1 Maggio: la festa dei lavoratori tra storia e tradizioni, fino ai nostri giorni

“Otto ore di lavoro, otto di svago, otto per dormire. Con questa parola d’ordine – quasi due secoli fa – i lavoratori di tutto il mondo dettero vita ad una straordinaria mobilitazione che vide il suo apice nella data del 1 maggio 1886″.

Ricorda il circolo “Enzo Simeone”, partito della Rifondazione Comunista di Formia


“Lo sciopero per la riduzione dell’orario lavorativo e per migliori condizioni di lavoro, partito dalla fabbrica di macchine agricole McCormick a Chicago, si espanse a macchia d’olio e centinaia di migliaia di lavoratori incrociarono le braccia, le grandi manifestazioni che seguirono furono represse nel sangue, con l’uccisione nei soli Stati Uniti di 21 manifestanti e l’ingiusta condanna di 8 organizzatori sindacali anarchici (i ‘Martiri di Chicago’) che avevano partecipato alle proteste. L’accusa fu di “aver istigato allo sciopero e ai disordini.”

Degli otto attivisti, Oscar W. Neebe venne condannato a quindici anni di carcere; gli altri sette vennero condannati alla forca: Adolph Fischer, August Spies, George Engel e Albert Parsons, vennero impiccati nel novembre dell’anno successivo, Luis Lingg morì suicida in carcere due giorni prima dell’esecuzione, per Michael Schwab e Samuel Figline, la pena venne commutata in ergastolo.

In onore di tali mobilitazioni il 1 maggio divenne la Giornata internazionale del lavoro, in Italia lo fu solo dal 1890.

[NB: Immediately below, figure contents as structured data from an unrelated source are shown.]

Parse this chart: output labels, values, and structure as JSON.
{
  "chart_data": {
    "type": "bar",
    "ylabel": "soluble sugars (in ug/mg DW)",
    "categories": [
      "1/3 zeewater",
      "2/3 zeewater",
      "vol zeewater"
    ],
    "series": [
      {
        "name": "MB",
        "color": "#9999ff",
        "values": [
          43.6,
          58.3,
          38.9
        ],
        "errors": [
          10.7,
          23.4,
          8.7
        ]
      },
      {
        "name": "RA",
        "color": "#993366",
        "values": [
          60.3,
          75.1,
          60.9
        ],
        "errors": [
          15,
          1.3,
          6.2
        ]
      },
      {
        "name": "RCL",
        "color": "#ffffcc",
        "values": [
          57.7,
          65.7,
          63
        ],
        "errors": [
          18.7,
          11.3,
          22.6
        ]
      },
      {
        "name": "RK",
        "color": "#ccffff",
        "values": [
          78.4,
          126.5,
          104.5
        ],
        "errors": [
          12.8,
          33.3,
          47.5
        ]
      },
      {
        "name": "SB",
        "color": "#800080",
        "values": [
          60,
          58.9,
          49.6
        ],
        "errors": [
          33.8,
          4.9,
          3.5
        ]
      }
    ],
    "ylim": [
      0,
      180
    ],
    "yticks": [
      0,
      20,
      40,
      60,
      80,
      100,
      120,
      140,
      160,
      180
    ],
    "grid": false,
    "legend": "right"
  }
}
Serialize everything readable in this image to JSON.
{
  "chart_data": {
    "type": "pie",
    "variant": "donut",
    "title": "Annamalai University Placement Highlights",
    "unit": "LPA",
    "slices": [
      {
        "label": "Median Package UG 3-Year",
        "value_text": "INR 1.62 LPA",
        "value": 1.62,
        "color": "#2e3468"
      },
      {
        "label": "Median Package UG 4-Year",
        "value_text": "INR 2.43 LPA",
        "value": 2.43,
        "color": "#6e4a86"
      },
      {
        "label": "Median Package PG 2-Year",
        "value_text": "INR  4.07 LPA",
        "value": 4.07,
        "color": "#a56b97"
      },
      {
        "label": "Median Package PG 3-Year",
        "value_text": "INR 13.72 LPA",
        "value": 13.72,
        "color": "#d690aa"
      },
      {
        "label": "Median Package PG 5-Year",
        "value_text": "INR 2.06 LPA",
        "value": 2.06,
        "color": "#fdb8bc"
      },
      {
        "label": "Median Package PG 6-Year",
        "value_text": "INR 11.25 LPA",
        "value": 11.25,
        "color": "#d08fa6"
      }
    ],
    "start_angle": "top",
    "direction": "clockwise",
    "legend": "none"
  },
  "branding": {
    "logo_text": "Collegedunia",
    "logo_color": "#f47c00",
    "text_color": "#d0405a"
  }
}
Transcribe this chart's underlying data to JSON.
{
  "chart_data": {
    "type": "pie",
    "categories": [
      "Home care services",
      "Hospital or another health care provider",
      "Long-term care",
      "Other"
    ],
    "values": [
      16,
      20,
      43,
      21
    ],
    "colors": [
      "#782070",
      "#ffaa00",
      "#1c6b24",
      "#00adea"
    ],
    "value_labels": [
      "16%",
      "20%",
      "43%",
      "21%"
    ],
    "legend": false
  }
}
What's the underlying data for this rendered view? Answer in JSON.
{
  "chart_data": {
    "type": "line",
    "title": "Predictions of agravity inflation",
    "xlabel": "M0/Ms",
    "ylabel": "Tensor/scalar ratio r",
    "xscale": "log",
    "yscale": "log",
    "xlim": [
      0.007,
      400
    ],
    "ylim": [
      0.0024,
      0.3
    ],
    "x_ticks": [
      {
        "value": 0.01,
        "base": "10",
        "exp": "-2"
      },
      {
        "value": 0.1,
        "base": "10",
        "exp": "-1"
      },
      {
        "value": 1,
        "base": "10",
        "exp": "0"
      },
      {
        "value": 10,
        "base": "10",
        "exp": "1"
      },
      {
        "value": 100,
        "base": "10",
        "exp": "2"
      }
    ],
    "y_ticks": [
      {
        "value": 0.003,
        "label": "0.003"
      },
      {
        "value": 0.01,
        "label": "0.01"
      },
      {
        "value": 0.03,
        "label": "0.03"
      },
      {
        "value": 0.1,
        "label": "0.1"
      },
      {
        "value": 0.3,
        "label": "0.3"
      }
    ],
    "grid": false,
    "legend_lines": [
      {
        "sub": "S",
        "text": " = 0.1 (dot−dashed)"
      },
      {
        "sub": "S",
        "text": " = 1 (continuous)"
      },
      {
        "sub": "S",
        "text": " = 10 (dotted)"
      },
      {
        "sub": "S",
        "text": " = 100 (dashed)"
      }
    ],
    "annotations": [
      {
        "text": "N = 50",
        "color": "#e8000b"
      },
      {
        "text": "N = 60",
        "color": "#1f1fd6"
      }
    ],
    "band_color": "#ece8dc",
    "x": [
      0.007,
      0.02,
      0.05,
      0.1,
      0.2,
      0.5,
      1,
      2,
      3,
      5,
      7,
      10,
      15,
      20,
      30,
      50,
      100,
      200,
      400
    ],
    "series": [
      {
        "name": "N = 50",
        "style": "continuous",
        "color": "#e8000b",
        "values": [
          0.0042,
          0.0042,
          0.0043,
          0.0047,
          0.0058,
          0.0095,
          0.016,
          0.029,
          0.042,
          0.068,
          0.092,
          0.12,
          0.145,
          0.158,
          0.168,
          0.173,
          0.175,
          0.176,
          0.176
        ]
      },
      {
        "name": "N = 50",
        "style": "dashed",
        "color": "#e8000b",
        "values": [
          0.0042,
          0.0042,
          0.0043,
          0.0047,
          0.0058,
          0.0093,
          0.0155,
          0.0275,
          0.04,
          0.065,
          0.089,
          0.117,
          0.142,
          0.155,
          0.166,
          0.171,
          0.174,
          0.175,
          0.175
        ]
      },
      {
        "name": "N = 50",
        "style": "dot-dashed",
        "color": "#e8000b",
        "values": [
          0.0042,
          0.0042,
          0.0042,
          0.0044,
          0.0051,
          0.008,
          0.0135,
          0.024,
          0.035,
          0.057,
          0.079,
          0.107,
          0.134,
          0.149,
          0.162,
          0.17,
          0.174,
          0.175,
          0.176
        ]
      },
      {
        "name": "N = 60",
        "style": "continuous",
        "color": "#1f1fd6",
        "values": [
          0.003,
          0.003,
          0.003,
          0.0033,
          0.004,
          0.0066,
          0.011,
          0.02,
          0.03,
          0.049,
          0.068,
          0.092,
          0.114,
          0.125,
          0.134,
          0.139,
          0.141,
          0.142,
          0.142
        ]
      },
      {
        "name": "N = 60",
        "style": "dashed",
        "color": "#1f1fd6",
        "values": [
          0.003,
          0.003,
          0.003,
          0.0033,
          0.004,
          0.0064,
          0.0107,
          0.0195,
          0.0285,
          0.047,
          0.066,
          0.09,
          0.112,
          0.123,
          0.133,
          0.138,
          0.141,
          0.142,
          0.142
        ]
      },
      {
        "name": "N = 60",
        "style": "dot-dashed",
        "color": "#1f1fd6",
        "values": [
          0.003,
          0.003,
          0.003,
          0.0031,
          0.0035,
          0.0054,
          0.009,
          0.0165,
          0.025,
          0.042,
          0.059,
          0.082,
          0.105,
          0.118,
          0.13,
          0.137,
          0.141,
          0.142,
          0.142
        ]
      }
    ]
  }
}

Oggi il capitalismo, soprattutto in Italia, ha riportato le condizioni del lavoro agli inizi del novecento. Gli ultimi provvedimenti governativi (il Jobs Act, la Riforma Fornero e gli attacchi al diritto di Sciopero) – tutti targati Partito Democratico – hanno individuato nel precariato il modello contrattuale, cancellando così tutele e garanzie, inibendo le lotte per un salario maggiore e la difesa dei diritti, aumentando le tensioni sociali e gli scontri tra lavoratori, per costringere a lavorare senza sicurezza e dignità persino nei giorni festivi (vedi l’apertura degli esercizi commerciali nei giorni festivi, consentita dalla liberalizzazione del governo Monti (unico caso in Europa).

L’ignobile motivazione che ha giustificato l’introduzione di tali provvedimenti governativi è che essi avrebbero comportato un significativo aumento dei posti di lavoro.

Eppure così non è stato, infatti lo confermano i dati ufficiali, che certificano che nel nostro paesei ci sono ben 4,5 milioni di persone che vivono in condizioni di povertà assoluta, tant’è che il governo ha introdotto il reddito di inclusione: 320 euro al mese per chi vive in condizioni di povertà. Insomma una vera e propria elemosina che ricordano tante le brioche che la regina Antonietta voleva distribuire al popolo che si lamentava della fame in cui era costretto a vivere, a fronte dello sfarzo in cui vivevano la nobiltà e il clero.

Per questo il primo maggio, tradizionale festa dei lavoratori, non deve essere una semplice ricorrenza celebrativa, ma deve ritornare ad essere una giornata di lotta, in risposta alla profonda crisi in cui versa il mondo del lavoro a causa della pesante erosione dei diritti sociali, voluta dal Partito Democratico, che rappresenta la punta più avanza del capitalismo rapace di questo ultimo ventennio.

Di fronte a questa situazione di sfruttamento in cui viviamo, riteniamo fondamentale ricostruire un fronte politico e sindacale che sia vera espressione dei bisogni, delle necessità e dei diritti delle lavoratrici e dei lavoratori di questo paese.

Per farlo è quindi necessario mettere in relazione le tante piccole o grandi vertenze che ci sono nel nostro paese. Un fronte per far capire ad ogni lavoratrice o lavoratore che lo sfruttamento che vive è lo stesso che vivono tutti i lavoratori e le lavoratrici, senza esclusione di sesso e di etnia.

E’ necessario provare a tenere assieme le lotte di questo paese, dando ad esse degli obiettivi minimi: la riduzione dell’orario di lavoro, il divieto del lavoro domenicale e festivo, la difesa dei contratti nazionali sotto attacco dei padroni e del governo, con la complicità dei sindacati confederati”.